Odessa in Ukraine, an awfully long way from Chinhoyi
Phew, that’s a relief! Mr Mnangagwa says Zimbabwe has acquired 600,000 tons of grain and staple foods from Ukraine to ward off starvation.
The Grain Millers’ Association calculates that at the height of the food crisis, Zimbabwe will need to import 120,000 tons a month, or 4,000 tons a day through Mozambique. South Africa’s ports will be busy shifting their own food imports from North and South America.
This will be a logistical nightmare, not only in shipping and paying for the food but also distributing it to the hungry countrywide. With the national railways now incapable of doing it, moving 4,000 tons a day will require about 130 30-ton trucks rolling in every day, putting even more strain on the potholed roads and highways.
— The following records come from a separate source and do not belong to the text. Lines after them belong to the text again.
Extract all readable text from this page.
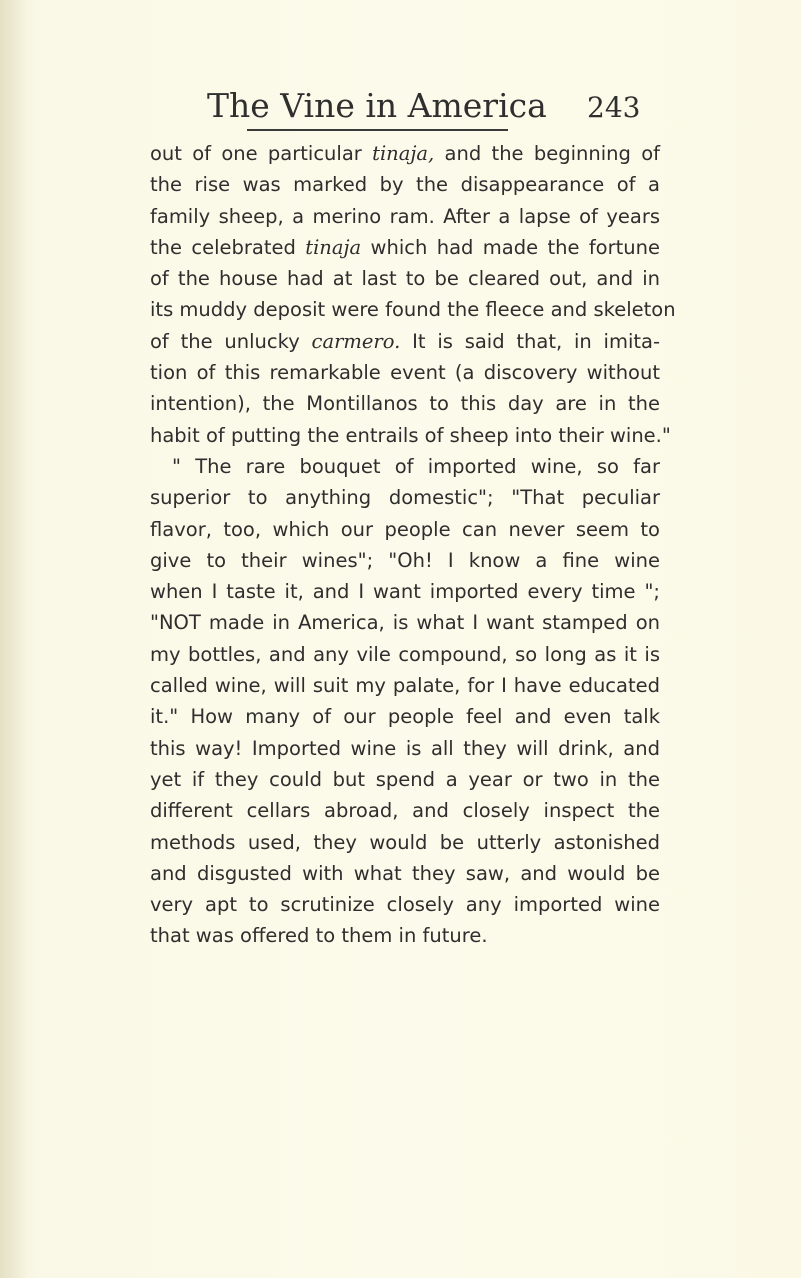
The Vine in America 243
out of one particular tinaja, and the beginning of
the rise was marked by the disappearance of a
family sheep, a merino ram. After a lapse of years
the celebrated tinaja which had made the fortune
of the house had at last to be cleared out, and in
its muddy deposit were found the fleece and skeleton
of the unlucky carmero. It is said that, in imita-
tion of this remarkable event (a discovery without
intention), the Montillanos to this day are in the
habit of putting the entrails of sheep into their wine."
" The rare bouquet of imported wine, so far
superior to anything domestic"; "That peculiar
flavor, too, which our people can never seem to
give to their wines"; "Oh! I know a fine wine
when I taste it, and I want imported every time ";
"NOT made in America, is what I want stamped on
my bottles, and any vile compound, so long as it is
called wine, will suit my palate, for I have educated
it." How many of our people feel and even talk
this way! Imported wine is all they will drink, and
yet if they could but spend a year or two in the
different cellars abroad, and closely inspect the
methods used, they would be utterly astonished
and disgusted with what they saw, and would be
very apt to scrutinize closely any imported wine
that was offered to them in future.
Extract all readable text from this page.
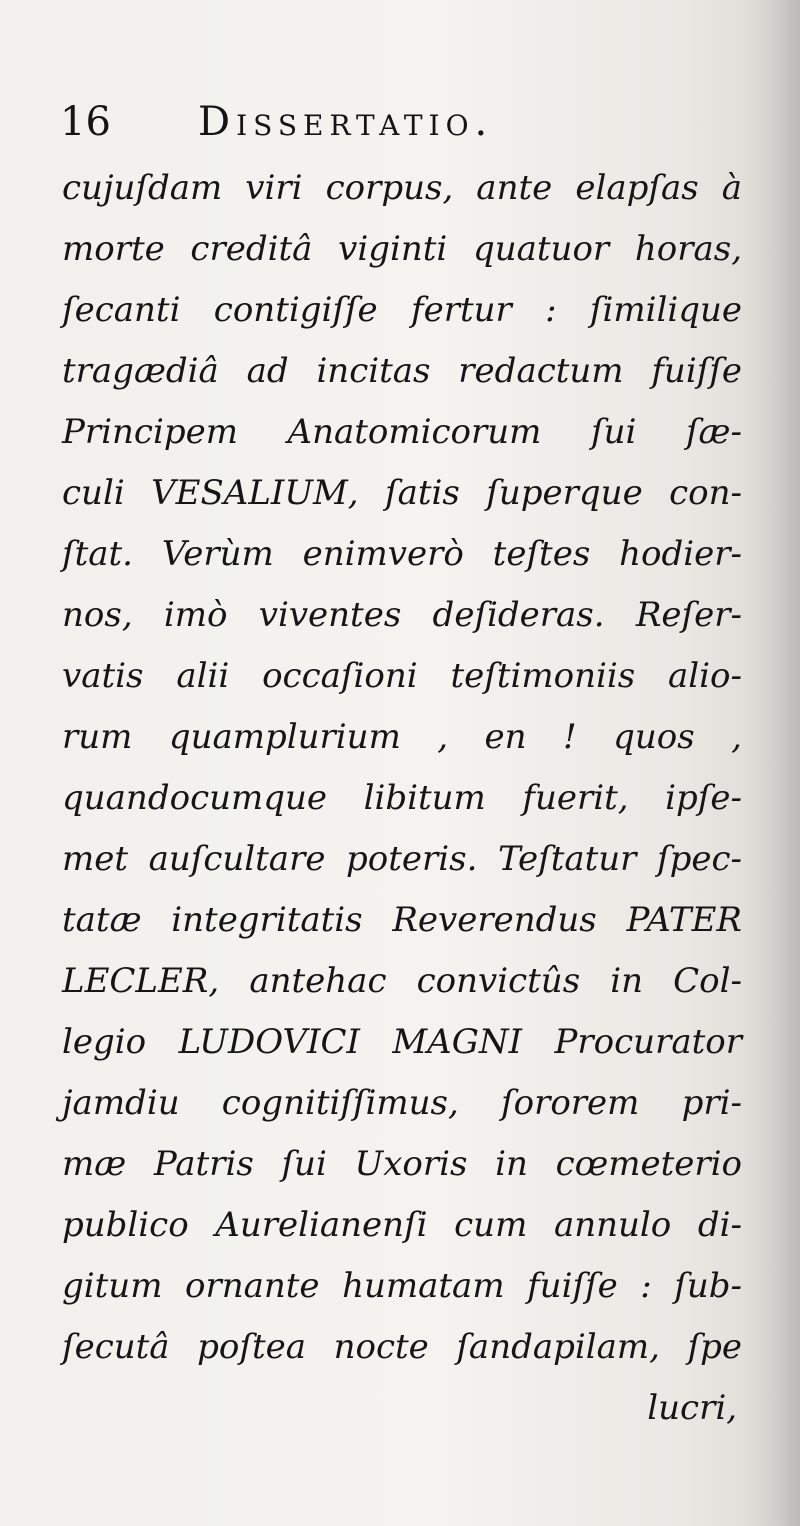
16 Dissertatio.
cujuſdam viri corpus, ante elapſas à
morte creditâ viginti quatuor horas,
ſecanti contigiſſe fertur : ſimilique
tragædiâ ad incitas redactum fuiſſe
Principem Anatomicorum ſui ſæ-
culi VESALIUM, ſatis ſuperque con-
ſtat. Verùm enimverò teſtes hodier-
nos, imò viventes deſideras. Reſer-
vatis alii occaſioni teſtimoniis alio-
rum quamplurium , en ! quos ,
quandocumque libitum fuerit, ipſe-
met auſcultare poteris. Teſtatur ſpec-
tatæ integritatis Reverendus PATER
LECLER, antehac convictûs in Col-
legio LUDOVICI MAGNI Procurator
jamdiu cognitiſſimus, ſororem pri-
mæ Patris ſui Uxoris in cœmeterio
publico Aurelianenſi cum annulo di-
gitum ornante humatam fuiſſe : ſub-
ſecutâ poſtea nocte ſandapilam, ſpe
lucri,
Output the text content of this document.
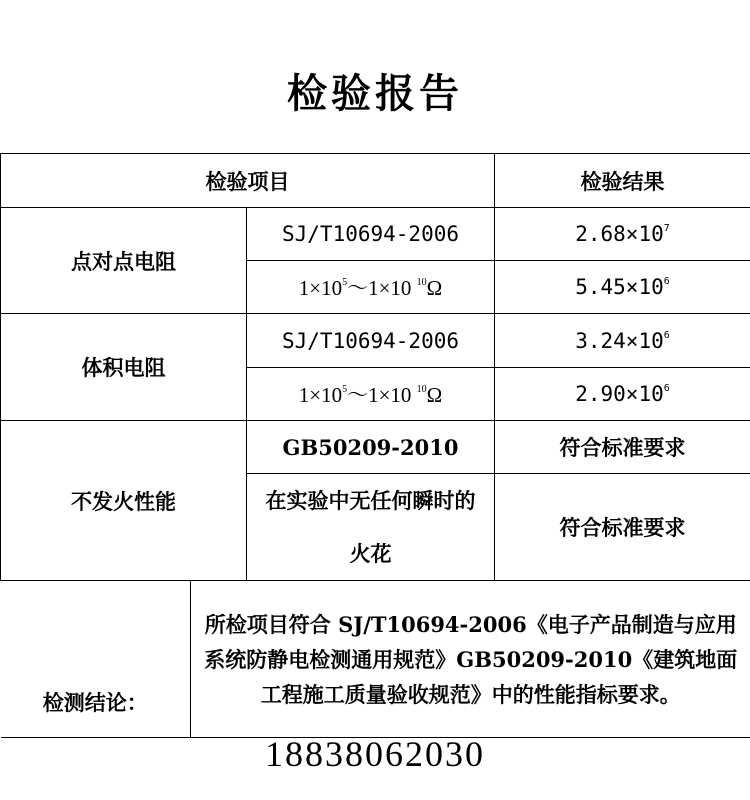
检验报告
检验项目			检验结果
点对点电阻		SJ/T10694-2006	$2.68\times 10^7$
		$1\times 10^5\sim 1\times 10$ $^{10}$Ω	$5.45\times 10^6$
体积电阻		SJ/T10694-2006	$3.24\times 10^6$
		$1\times 10^5\sim 1\times 10$ $^{10}$Ω	$2.90\times 10^6$
不发火性能		GB50209-2010	符合标准要求
		在实验中无任何瞬时的火花	符合标准要求
检测结论：	所检项目符合 SJ/T10694-2006《电子产品制造与应用系统防静电检测通用规范》GB50209-2010《建筑地面工程施工质量验收规范》中的性能指标要求。		
18838062030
With more than 3 million people needing food aid right now, Zimbabwe just declared a state of emergency because of El Nino-induced drought that has swept through the whole southern African region.
The politicians have been so engrossed in their own internal political struggles that the emergency declaration came very late in the day and even one of the state newspapers castigated them, saying ordinary people “can’t eat politics.”
Emergency food relief was a logistical headache in the last drought of this severity in 1992. But there was money then, the railways were working, there was a strategic grain reserve held in now largely moribund silos, commercial agriculture was in its heyday and dams and irrigation were maintained.
Of course it would be retrogressive to remember the abundant crops reaped in the grain basket of Banket-Chinhoyi, a stone’s throw from Harare, and that much of neighbouring Zambia’s maize is grown by farmers driven from land in Zimbabwe in the past 15 years.
Awfully far-away Ukraine has a most unpalatable recent political history of autocracy, corruption and upheaval but it has abundant food – including white and yellow maize – grown on its fertile black soil plains, or steppes, that will be palatable to anyone who is starving.
It will have to come down through the Black Sea, skirting the war-troubled eastern Ukraine and the Crimean peninsular now controlled by the Russian Federation and home of the Russian Black Sea Fleet. Ukraine has four key grain handling ports including Odessa harbour (right), the locale of Soviet era spy novels. The food sails on to the enlarged Suez canal, passing the Greek islands where so many migrants have drowned, and Turkey, Syria, Lebanon and Israel on the starboard side. The Somali pirates haven’t been busy lately, but what if they are hungry too and the navy patrols of the much-denigrated West are distracted elsewhere?
(The Ukraine flag symbolises azure skies and plentiful cereals that made it an important food exporter in Soviet times.)